Here are some of the different ways they are illustrating this point:

More people will arrive at the Yarkon Park to see Paul McCartney perform than the number of people who bothered to show up at poling stations in order to elect the person who may become Israel’s next prime minister. This is the bothersome fact that emerged from the Kadima primaries, which ended up culminating in a tight race. A total of 0.5% percent of the public – this is the mandate received by a leader during one of the most fateful and complex periods in the State of Israel’s history. – Sima Kadmon, Ynet

A decade ago, she was a fairly anonymous public sector official, at the helm of the Government Companies’ Authority, a post to which she was appointed – ironically, given the challenge she now presents to his ambitions – by Likud leader and then-prime minister Binyamin Netanyahu.
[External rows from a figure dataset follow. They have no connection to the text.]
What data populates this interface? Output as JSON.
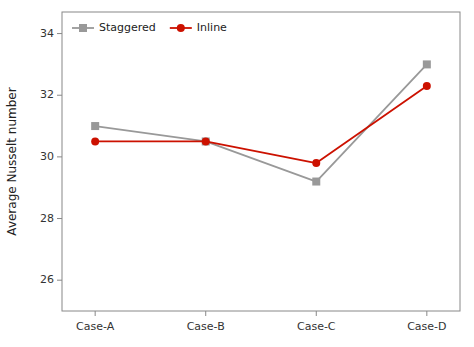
{
  "chart_data": {
    "type": "line",
    "categories": [
      "Case-A",
      "Case-B",
      "Case-C",
      "Case-D"
    ],
    "series": [
      {
        "name": "Staggered",
        "color": "#999999",
        "marker": "square",
        "values": [
          31.0,
          30.5,
          29.2,
          33.0
        ]
      },
      {
        "name": "Inline",
        "color": "#cc1100",
        "marker": "circle",
        "values": [
          30.5,
          30.5,
          29.8,
          32.3
        ]
      }
    ],
    "y_label": "Average Nusselt number",
    "ylim": [
      25.0,
      34.7
    ],
    "yticks": [
      26,
      28,
      30,
      32,
      34
    ],
    "grid": false,
    "legend": "upper left"
  }
}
She barely scraped into the Knesset for the first time in 1999 – 18th of the 19 Likud members who made it. Rapidly promoted all the way to foreign minister, she was truly tested only during the Second Lebanon War two years ago; her ostensible diplomatic achievements have proved significantly less than compelling. And now look at her, a mere Olmertian resignation away from the prime ministership. – David Horovitz, Jerusalem Post

She began nine years ago as head of the Government Corporations Authority, and now she is a step away from being head of the government. All her previous posts came to her because of a rare combination of circumstances. A junior minister under Sharon, she was promoted to justice minister after Shinui left the cabinet, and, eventually, foreign minister after Ariel Sharon fell ill. On Wednesday, she was elected Kadima chairman by some 20,000 voters. Ninet Tayeb needed ten times that to win the “A Star is Born” television talent show. – Yossi Verter, Ha’aretz

If the Israeli punditry has a problem with the size of Livni’s mandate, why did they set the Kadima winner up for this scenario by excoriating Ehud Olmert in the press until he resigned, thereby forcing this strange election? Olmert may well prove to be guilty of corruption, but Israeli media didn’t bother to wait for evidence.